At the height of their success, each brother had 15 trucks.
“Philadelphia had many kids. There were big families, and there were a lot of kids,” Sessa recalled during a recent conversation, as he worked the machine, expertly piling chocolate soft-serve onto a cone for me.
In the early days, the trucks were called Valley Fresh.
The company was founded by brothers Bill and Jim Conway. Around 1955, one of them said, “My wife says this ice cream is so soft, we should call it Mister Softee,” Sessa said.
In logo form, Mister Softee is drawn as a man with a cone for a face and three layers of vanilla for hair, and he’s wearing a red bowtie.
“Miss Susan, why does he have ice cream for hair?” my 5-year-old neighbor and little buddy Kyle Petrov asked me as we stood beside the truck.
“I don’t know, but imagine if your head was made of ice cream. I’d be at your house all day,” I told him, tickling his tummy as he ducked and giggled.
When Sessa moved to the Shore, his daughter, Dominque, suggested he buy an ice cream truck. He called one of the Conways and was flattered to hear he’d be the perfect fit for this area.
Now, he steers the truck, dotted with colorful pictures of frozen treats, through Berlin and Ocean Pines every day, from 11 a.m. until around 9 at night, often giving away Mister Softee memorabilia, such as caps and temporary tattoos. He’ll be on the streets until October, then return next March.

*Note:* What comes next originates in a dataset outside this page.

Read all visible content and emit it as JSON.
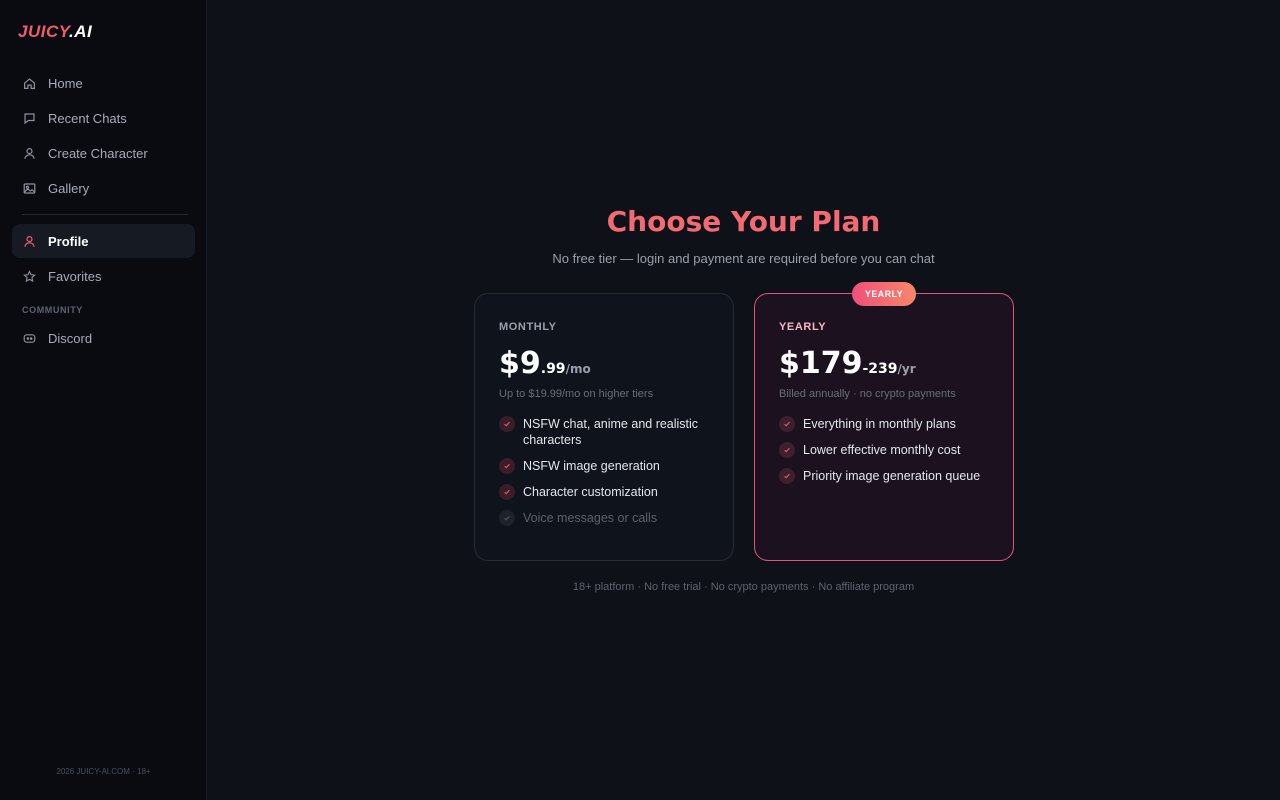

“I sell about 200 cones a day. We also have sundaes, gelati, ice cream sandwiches, frozen bananas, milkshakes, floats, and we have non-lactose ice cream for people who have allergies,” he said.
Cones cost $3 each, but we both remembered a time they were 10, then 25, cents.
Most popular is a vanilla cone with rainbow jimmies, followed by root beer floats and milkshakes.
Customers love the strawberry-banana shakes, fashioned with fresh bananas that are blended with a little sugar-water.
As tasty as the ice cream is, the nostalgia is better.
“I hear it all day,” Sessa said, smiling. “I hear, ‘I cannot believe Mister Softee is here.’ I see it’s going to be a popular thing down here. In Ocean Pines, there’s a guy who comes out every day and buys a vanilla cone. He said it reminds him of his childhood. He says he can’t get enough of it.”
“I’m doing what my father and uncles did. I try to talk to everybody. Mr. Softee makes memories. I’m not changing. I’m going back to the way it was in the ’50s.”